8.7.03

JORGE LISTOPAD
Já aqui falei dele. Da outra vez esqueci-me de dar a referência do primeiro volume da sua prosa reunida. Aqui vai: Fruta tocada por falta de jardineiro, edições Quasi, 2003 (colecção Em Nome da Terra). No prefácio, Agustina Bessa-Luís diz que “não há como um humorista para ser poeta; delicioso e autêntico poeta” e explica-se: “não gosto daqueles poetas a quem, como dizia Nietzche, a dor faz cacarejar como as galinhas. Nos autênticos poetas, o humor é prova duma desilusão profunda. Algo que, por subtil, não tem nome, nem aspecto. É uma sombra da dor, mas não é dor. É como o nome de Tristão – só é triste porque foi nomeado na tristeza.”

Outono

Qualquer dia tens finalmente de contar a alguém, talvez a teu filho, ao nosso filho, refractário indivisível, que te amei muito e fazia bem amor contigo. Uma vez, hoje, tomámos banho nus, ouvimos o Requiem KV 626, trouxeste a pêra parda cozida até à água transbordante; depois vesti-me com a camisola comum e fui, vou comprar a canela para fazeres o arroz. Com a canela compro sempre um pouco de proa ao vento azul do velho barco de um oriente de estampa, criado na pátria de água doce. Ao regressar, subindo a rua, amo-te. O futuro ainda vai no adro; a leve aragem do indicativo presente ondula o ar, mas quase não há fronteiras, tempos verbais, margens, e se não houvesse as colheitas de castanhas, não sabia soube que é era será outono no outeiro chamado mais exactamente outubro segundo o calendário gregoriano.

Cavalos

Os cavalos são amigos se forem muitos ou pelo menos mais que dois. Com um só cavalo não sei como falar. Com vários cavalos tudo é fácil, trocamos ao de leve as experiências da vida, queixamo-nos um pouco, rimos também, é preciso saber que os cavalos não gostam de todos os cavaleiros nem de todos os carros que os seus avoengos puxavam, de igual forma eu não gosto de todos os que em mim mandam nem de todas as pastas e dossiers que trago.
Ao fim da tarde despedimo-nos, cada qual irá em sua direcção, se calhar, vou beber chá feito por mim e os cavalos, é verdade, não sei se estarão condenados à palha doirada um pouco desdoirada.

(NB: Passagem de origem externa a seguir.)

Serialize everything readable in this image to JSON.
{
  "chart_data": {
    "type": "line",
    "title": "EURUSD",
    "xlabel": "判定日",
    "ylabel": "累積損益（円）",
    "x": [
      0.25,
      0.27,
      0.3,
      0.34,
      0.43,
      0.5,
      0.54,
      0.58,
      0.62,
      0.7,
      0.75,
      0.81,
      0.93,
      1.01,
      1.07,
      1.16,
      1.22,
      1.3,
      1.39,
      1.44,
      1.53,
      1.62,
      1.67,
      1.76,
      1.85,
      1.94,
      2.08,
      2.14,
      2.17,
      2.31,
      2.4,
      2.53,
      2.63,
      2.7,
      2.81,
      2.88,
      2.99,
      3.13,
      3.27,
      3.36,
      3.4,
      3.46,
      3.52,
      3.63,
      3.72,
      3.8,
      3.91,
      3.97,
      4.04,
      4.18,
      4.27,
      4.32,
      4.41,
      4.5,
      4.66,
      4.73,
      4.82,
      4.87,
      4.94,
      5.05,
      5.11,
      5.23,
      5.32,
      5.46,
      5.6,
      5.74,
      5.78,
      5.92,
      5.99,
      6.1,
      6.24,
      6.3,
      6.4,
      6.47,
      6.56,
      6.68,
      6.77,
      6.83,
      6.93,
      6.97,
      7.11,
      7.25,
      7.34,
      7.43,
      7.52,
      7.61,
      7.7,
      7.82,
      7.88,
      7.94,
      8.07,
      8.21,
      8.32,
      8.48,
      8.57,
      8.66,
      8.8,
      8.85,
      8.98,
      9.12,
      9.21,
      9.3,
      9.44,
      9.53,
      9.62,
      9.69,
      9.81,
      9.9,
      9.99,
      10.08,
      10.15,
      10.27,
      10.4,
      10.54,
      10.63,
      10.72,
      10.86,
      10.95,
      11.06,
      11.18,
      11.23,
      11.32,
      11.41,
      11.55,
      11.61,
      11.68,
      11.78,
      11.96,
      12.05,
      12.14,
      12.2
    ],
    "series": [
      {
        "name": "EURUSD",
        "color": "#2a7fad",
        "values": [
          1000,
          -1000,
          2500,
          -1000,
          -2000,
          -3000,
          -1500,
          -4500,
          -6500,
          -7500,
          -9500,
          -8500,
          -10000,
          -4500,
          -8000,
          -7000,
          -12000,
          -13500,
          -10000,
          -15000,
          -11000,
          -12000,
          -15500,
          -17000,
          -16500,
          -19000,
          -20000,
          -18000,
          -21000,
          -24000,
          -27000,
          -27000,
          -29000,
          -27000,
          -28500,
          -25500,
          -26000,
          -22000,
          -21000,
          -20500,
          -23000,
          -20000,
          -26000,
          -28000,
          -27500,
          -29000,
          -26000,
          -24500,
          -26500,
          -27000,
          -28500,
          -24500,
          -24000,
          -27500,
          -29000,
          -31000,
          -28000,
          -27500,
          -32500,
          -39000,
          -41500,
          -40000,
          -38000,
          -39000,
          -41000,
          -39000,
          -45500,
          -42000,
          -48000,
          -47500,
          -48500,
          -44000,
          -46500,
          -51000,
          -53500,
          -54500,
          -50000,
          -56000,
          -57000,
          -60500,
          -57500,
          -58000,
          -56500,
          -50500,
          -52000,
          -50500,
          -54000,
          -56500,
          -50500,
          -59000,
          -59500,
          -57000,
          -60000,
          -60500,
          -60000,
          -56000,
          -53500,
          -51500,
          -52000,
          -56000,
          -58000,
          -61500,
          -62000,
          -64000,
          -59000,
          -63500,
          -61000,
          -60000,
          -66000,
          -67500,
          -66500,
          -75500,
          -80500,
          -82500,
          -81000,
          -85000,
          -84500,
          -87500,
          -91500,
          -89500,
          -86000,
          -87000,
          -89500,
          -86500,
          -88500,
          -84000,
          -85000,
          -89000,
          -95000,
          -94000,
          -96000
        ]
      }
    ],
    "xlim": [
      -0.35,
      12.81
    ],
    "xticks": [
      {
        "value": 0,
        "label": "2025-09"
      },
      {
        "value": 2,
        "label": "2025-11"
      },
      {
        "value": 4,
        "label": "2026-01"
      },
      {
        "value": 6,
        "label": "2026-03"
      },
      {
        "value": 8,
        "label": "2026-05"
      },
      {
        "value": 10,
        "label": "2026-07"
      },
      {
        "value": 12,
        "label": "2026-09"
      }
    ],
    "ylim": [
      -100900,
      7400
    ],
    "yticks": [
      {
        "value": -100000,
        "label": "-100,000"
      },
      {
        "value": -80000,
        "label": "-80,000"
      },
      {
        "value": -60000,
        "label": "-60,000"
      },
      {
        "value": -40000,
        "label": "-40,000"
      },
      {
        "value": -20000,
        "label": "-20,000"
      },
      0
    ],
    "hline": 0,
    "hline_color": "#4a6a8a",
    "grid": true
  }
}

Hei-de perguntá-lo amanhã de manhã. Amanhã.

Chuva

Vamos acordar de manhã e estar mortos. Será tudo ainda mais leve e perguntarás: «Queres o pequeno almoço?» E eu, mais tarde: «Daremos parte do acontecimento aos nossos amigos?» E tu: «Quais?»
Não nos será difícil descer a rua. Vamos então lembrar-nos de que é mês de Agosto, em Lisboa, apesar do chuvisco suíço.
«Quantos dedos tem a chuva? Muitos?»
«Cinco», digo.
«Só?»
«Em cada mão.»
«Apanha-se bom ar». Pego os teus dedos com desapego. Dedos de yoga.
Iremos. Leves. Em simpatia térmica com tudo. A paz finalmente. A administração frugal: excepcionalmente banal, como a saudade de corpo e alma sem regresso e sem perspectiva além dessa rua longa, estreita, irregular, de natureza boa e segura.
Continuará a chover mas não vamos ficar molhados. As frases curtas, sempre mais curtas. Mais curtas. Curtas.
Acabo a perguntar: «Escrevo tudo isto?»
Escrevo no meio da cidade silenciosamente percorrida, com chuva a cair nas artes gráficas.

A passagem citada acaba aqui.